The system, developed with assistance from several NATO member countries' defence technology programmes, does not autonomously authorise strikes — a human operator makes the final decision in each case. What it does is compress the time between target identification and strike authorisation from an average of 22 minutes under the previous process to between 90 seconds and four minutes, and increase the volume of targets that can be processed simultaneously by a factor of approximately twelve.
The International Committee of the Red Cross has said the system raises "serious questions" about meaningful human control, on the grounds that a human operator reviewing an AI-generated target recommendation in 90 seconds cannot conduct the legal assessment required by international humanitarian law — proportionality, distinction between combatants and civilians, military necessity — in any substantive sense. Ukraine's military has contested this characterisation, arguing that the AI's classification process incorporates IHL criteria and that human review adds a layer of judgment rather than replacing one.

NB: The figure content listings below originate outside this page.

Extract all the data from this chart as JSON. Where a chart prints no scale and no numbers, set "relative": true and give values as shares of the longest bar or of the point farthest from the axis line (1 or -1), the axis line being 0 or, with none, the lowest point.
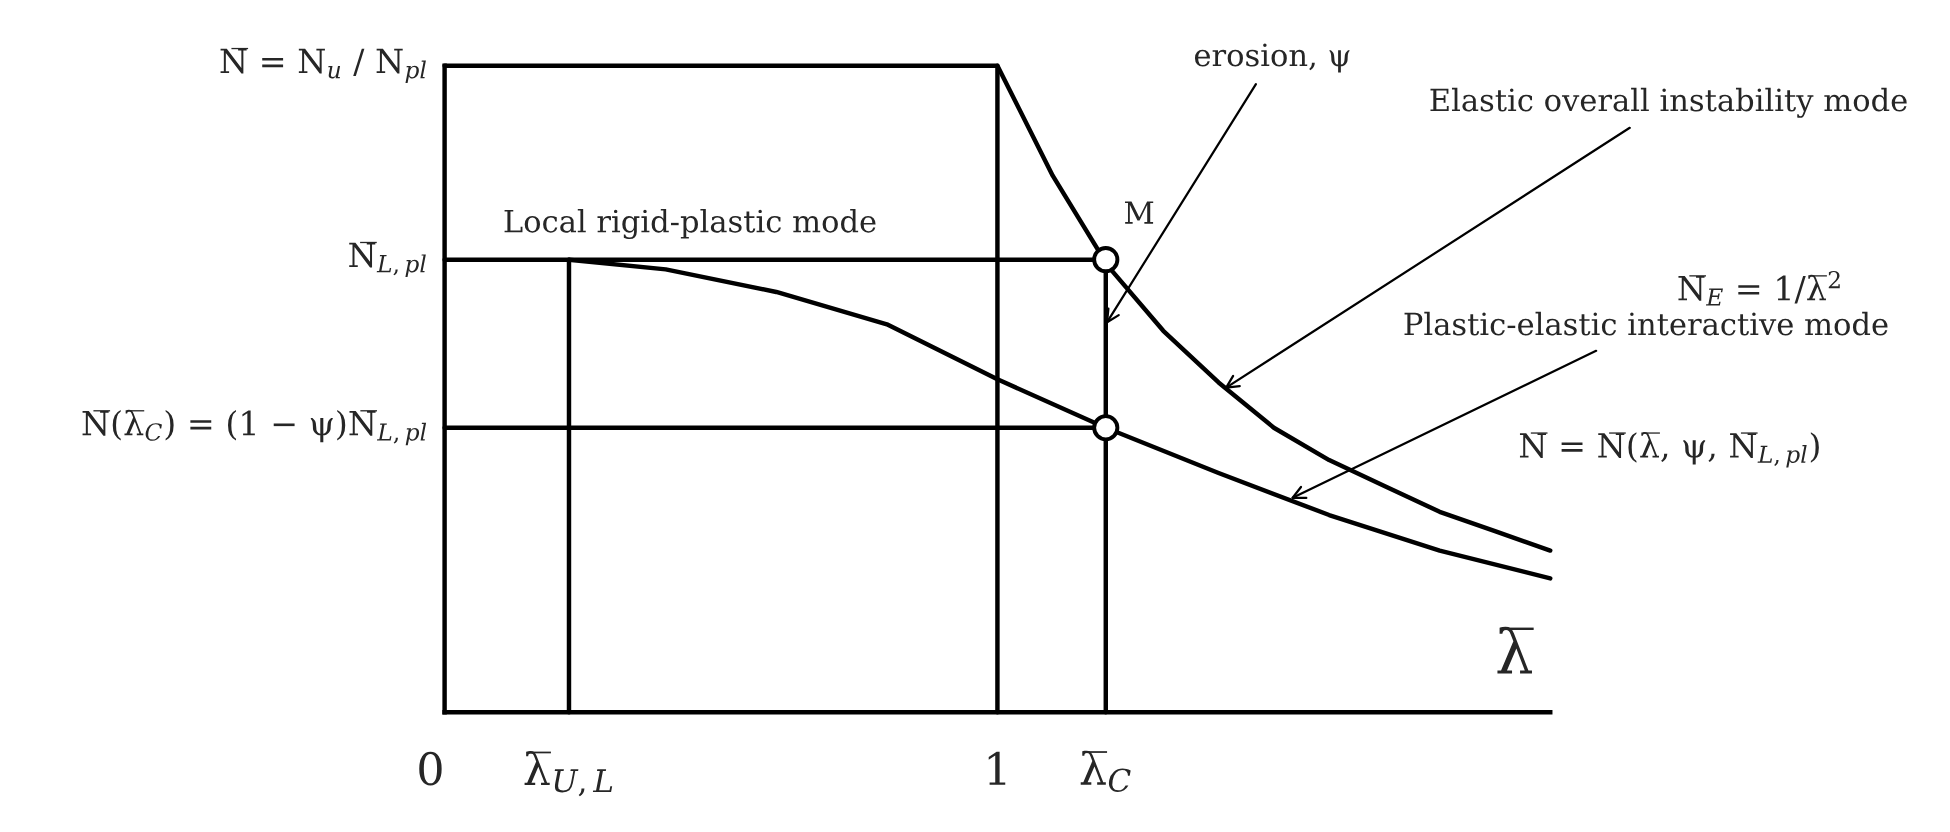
{
  "chart_data": {
    "type": "line",
    "relative": true,
    "xlabel": "λ̅",
    "xlim": [
      0,
      2.0
    ],
    "xticks": [
      0,
      {
        "value": 0.225,
        "label": "λ̅$_{U,L}$"
      },
      1,
      {
        "value": 1.196,
        "label": "λ̅$_{C}$"
      }
    ],
    "grid": false,
    "legend": false,
    "marker": "none",
    "line_style": "solid",
    "series": [
      {
        "color": "#000000",
        "x": [
          0,
          1,
          1.1,
          1.2,
          1.3,
          1.4,
          1.5,
          1.6,
          1.7,
          1.8,
          1.9,
          2.0
        ],
        "values": [
          1,
          1,
          0.83,
          0.69,
          0.59,
          0.51,
          0.44,
          0.39,
          0.35,
          0.31,
          0.28,
          0.25
        ]
      },
      {
        "color": "#000000",
        "x": [
          0,
          0.225,
          0.4,
          0.6,
          0.8,
          1.0,
          1.196,
          1.4,
          1.6,
          1.8,
          2.0
        ],
        "values": [
          0.7,
          0.7,
          0.685,
          0.65,
          0.6,
          0.515,
          0.44,
          0.37,
          0.305,
          0.25,
          0.207
        ]
      },
      {
        "color": "#000000",
        "x": [
          1,
          1
        ],
        "values": [
          0,
          1
        ]
      },
      {
        "color": "#000000",
        "x": [
          0.225,
          0.225
        ],
        "values": [
          0,
          0.7
        ]
      },
      {
        "color": "#000000",
        "x": [
          0.225,
          1.196,
          1.196
        ],
        "values": [
          0.7,
          0.7,
          0
        ]
      },
      {
        "color": "#000000",
        "x": [
          0,
          1.196
        ],
        "values": [
          0.44,
          0.44
        ]
      },
      {
        "type": "scatter",
        "marker": "circle",
        "color": "#000000",
        "x": [
          1.196,
          1.196
        ],
        "values": [
          0.7,
          0.44
        ]
      }
    ],
    "annotations": [
      {
        "text": "N̅ = N$_{u}$ / N$_{pl}$",
        "x": 0,
        "y": 1
      },
      {
        "text": "N̅$_{L,pl}$",
        "x": 0,
        "y": 0.7
      },
      {
        "text": "N̅(λ̅$_{C}$) = (1 − ψ)N̅$_{L,pl}$",
        "x": 0,
        "y": 0.44
      },
      "Local rigid-plastic mode",
      {
        "text": "M",
        "x": 1.196,
        "y": 0.7
      },
      {
        "text": "erosion, ψ",
        "x": 1.196,
        "y": 0.6
      },
      {
        "text": "Elastic overall instability mode",
        "x": 1.41,
        "y": 0.5
      },
      "N̅$_{E}$ = 1/λ̅$^{2}$",
      {
        "text": "Plastic-elastic interactive mode",
        "x": 1.53,
        "y": 0.33
      },
      "N̅ = N̅(λ̅, ψ, N̅$_{L,pl}$)"
    ]
  }
}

The debate matters beyond this conflict because the system's architecture will be replicated. Every military with the technical capacity to build it is studying Ukraine's experience in real time. The norms established by how this system is used — and whether any accountability follows from misuse — will shape the development of autonomous weapons systems for decades.
"The laws of war were written for humans making decisions at human speed," said ICRC legal adviser Cordula Droege. "We have not yet written the laws for humans ratifying decisions at machine speed. Those are not the same thing."